09 Dicembre 2025 – Il dato è sconfortante. Abbraccia l’Isola e tocca anche uno dei dodici comuni iblei: Monterosso Almo. Il dato è quello del gioco d’azzardo e della ludopatia e la Sicilia tra le
regioni con maggiori criticità con un alto l’importo pro capite delle giocate.

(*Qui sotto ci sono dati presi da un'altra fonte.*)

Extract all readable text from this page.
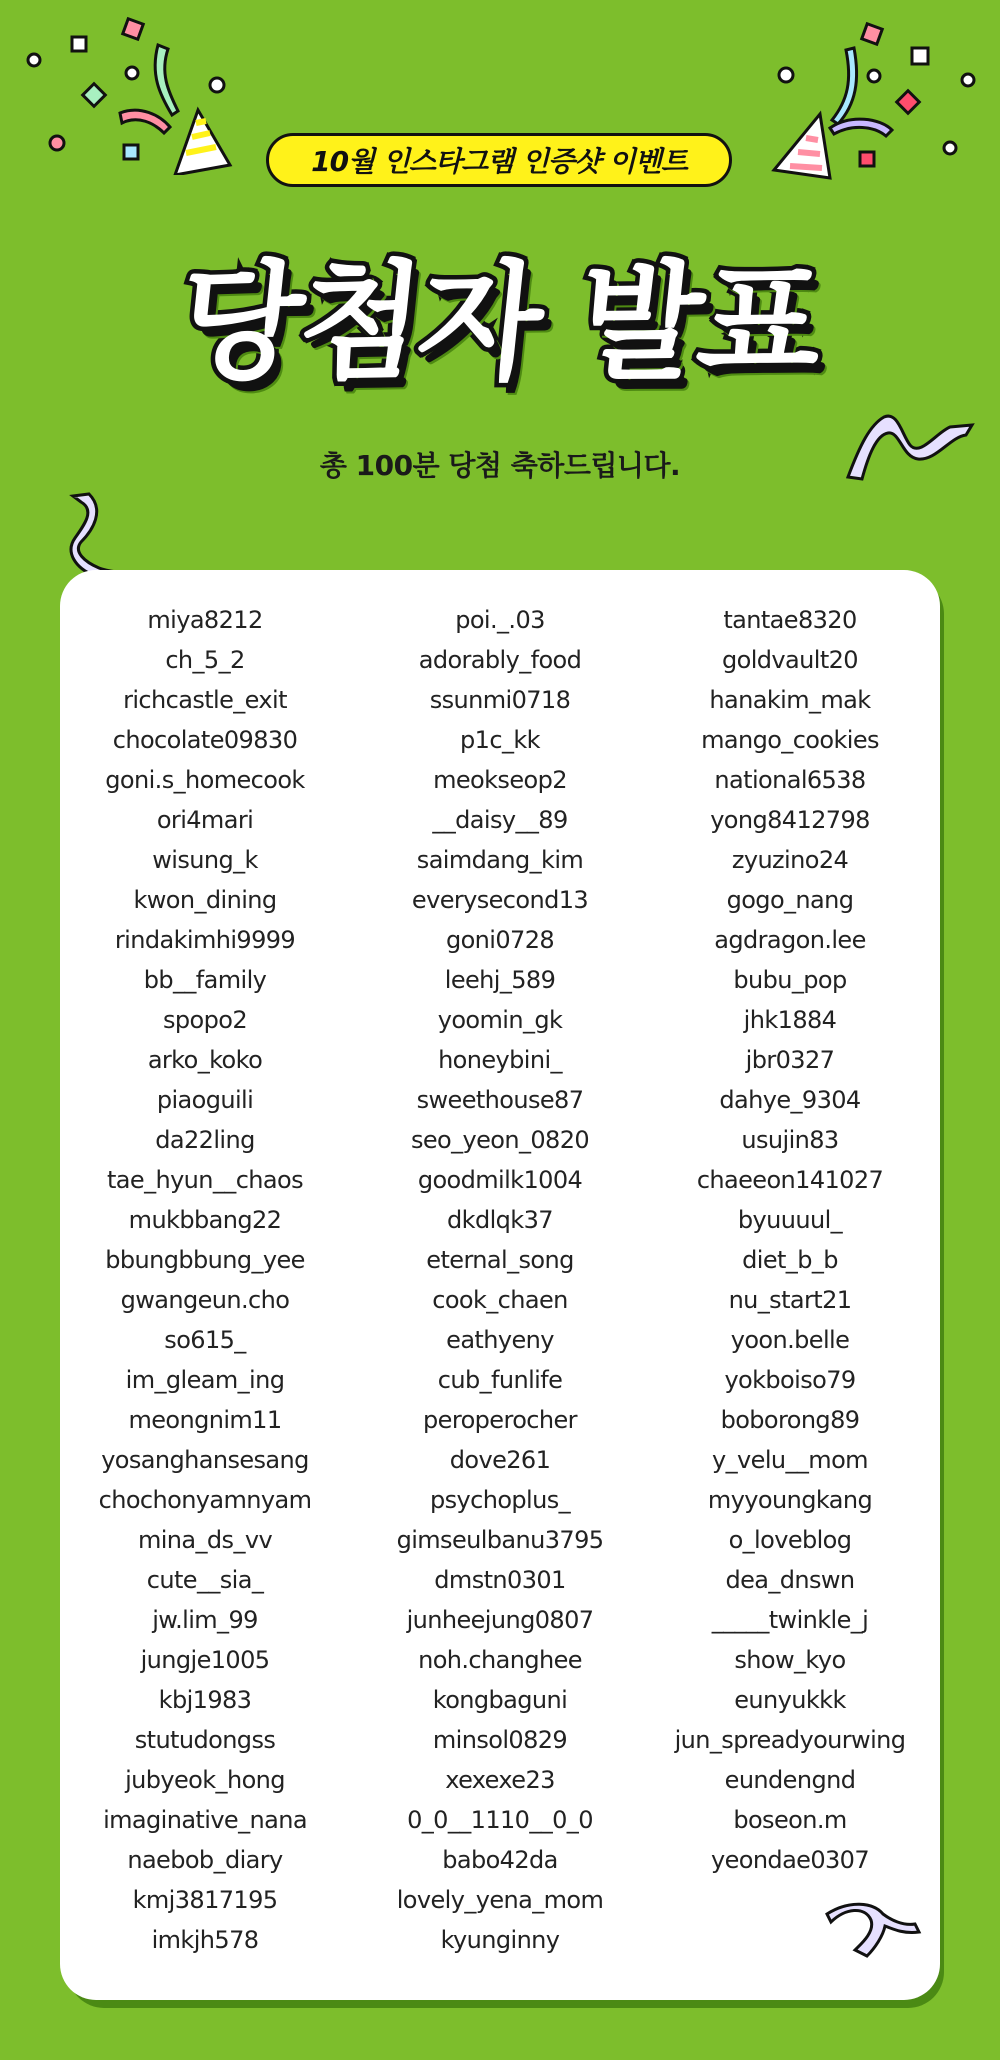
10월 인스타그램 인증샷 이벤트
당첨자 발표
총 100분 당첨 축하드립니다.
miya8212
ch_5_2
richcastle_exit
chocolate09830
goni.s_homecook
ori4mari
wisung_k
kwon_dining
rindakimhi9999
bb__family
spopo2
arko_koko
piaoguili
da22ling
tae_hyun__chaos
mukbbang22
bbungbbung_yee
gwangeun.cho
so615_
im_gleam_ing
meongnim11
yosanghansesang
chochonyamnyam
mina_ds_vv
cute__sia_
jw.lim_99
jungje1005
kbj1983
stutudongss
jubyeok_hong
imaginative_nana
naebob_diary
kmj3817195
imkjh578
poi._.03
adorably_food
ssunmi0718
p1c_kk
meokseop2
__daisy__89
saimdang_kim
everysecond13
goni0728
leehj_589
yoomin_gk
honeybini_
sweethouse87
seo_yeon_0820
goodmilk1004
dkdlqk37
eternal_song
cook_chaen
eathyeny
cub_funlife
peroperocher
dove261
psychoplus_
gimseulbanu3795
dmstn0301
junheejung0807
noh.changhee
kongbaguni
minsol0829
xexexe23
0_0__1110__0_0
babo42da
lovely_yena_mom
kyunginny
tantae8320
goldvault20
hanakim_mak
mango_cookies
national6538
yong8412798
zyuzino24
gogo_nang
agdragon.lee
bubu_pop
jhk1884
jbr0327
dahye_9304
usujin83
chaeeon141027
byuuuul_
diet_b_b
nu_start21
yoon.belle
yokboiso79
boborong89
y_velu__mom
myyoungkang
o_loveblog
dea_dnswn
_____twinkle_j
show_kyo
eunyukkk
jun_spreadyourwing
eundengnd
boseon.m
yeondae0307
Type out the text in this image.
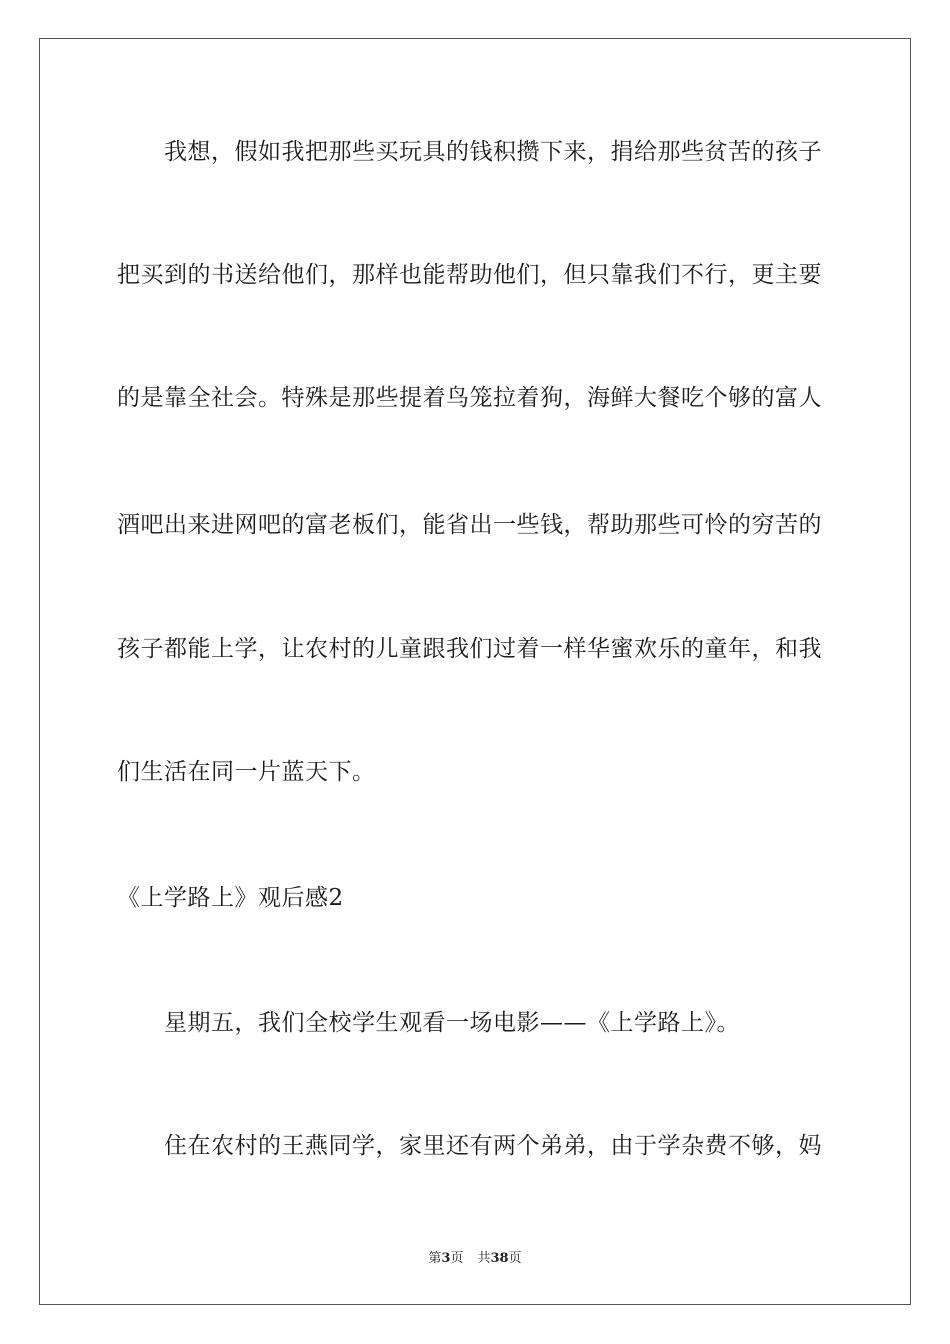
我想，假如我把那些买玩具的钱积攒下来，捐给那些贫苦的孩子
把买到的书送给他们，那样也能帮助他们，但只靠我们不行，更主要
的是靠全社会。特殊是那些提着鸟笼拉着狗，海鲜大餐吃个够的富人
酒吧出来进网吧的富老板们，能省出一些钱，帮助那些可怜的穷苦的
孩子都能上学，让农村的儿童跟我们过着一样华蜜欢乐的童年，和我
们生活在同一片蓝天下。
《上学路上》观后感2
星期五，我们全校学生观看一场电影——《上学路上》。
住在农村的王燕同学，家里还有两个弟弟，由于学杂费不够，妈
第3页 共38页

Dei circa 170 miliardi di euro gli Italiani hanno messo/sprecato nel gioco nella sua globalità -ovvero il 7,2% del Pil nazionale per una media di 2.800 euro a persona- tra scommesse, lotterie, Lotto, una cinquantina di Gratta e vinci, Bingo, Superenalotto, Win for Life e anche apparecchi da intrattenimento, le stime diffuse in occasione della presentazione del libro ‘Skin player’ di Massimo Persia, medico specializzato nelle dipendenze e per due decenni responsabile del SerD di Tivoli-Guidonia, ci dicono che in Sicilia il volume di spesa del ‘gioco’ è di 16 miliardi di euro, quasi il 10% del totale nel Paese.
Non siamo la regione dove si ‘gioca’ di più (prima di noi ci sono la Lombardia, la Campania e il Lazio) ma il volume del gioco d’azzardo siciliano preoccupa non solo a livello di ludopatia ma anche in termini di diagnosi psico-clinica, di meccanismi neurobiologici e di, parlando concretamente, transazioni in denaro. La Sicilia registra indici di gioco molto più alti della media nazionale. Federconsumatori riferendosi al 2024, ci dice che l’importo medio pro capite delle giocate sul complesso della popolazione residente nell’Isola, è stato di 2.260 euro per il gioco nei luoghi fisici -1.563 la media nazionale e poco gradevole secondo posto nella classifica nazionale dietro la Campania- mentre l’indice dei conti attivi online è di 0,48 contro la media nazionale di 0,34. I ludopatici nella nostra regione sono circa 140mila su una popolazione di 4,7 milioni di residenti, per un costo sociale che si aggira attorno ai 220 milioni di euro.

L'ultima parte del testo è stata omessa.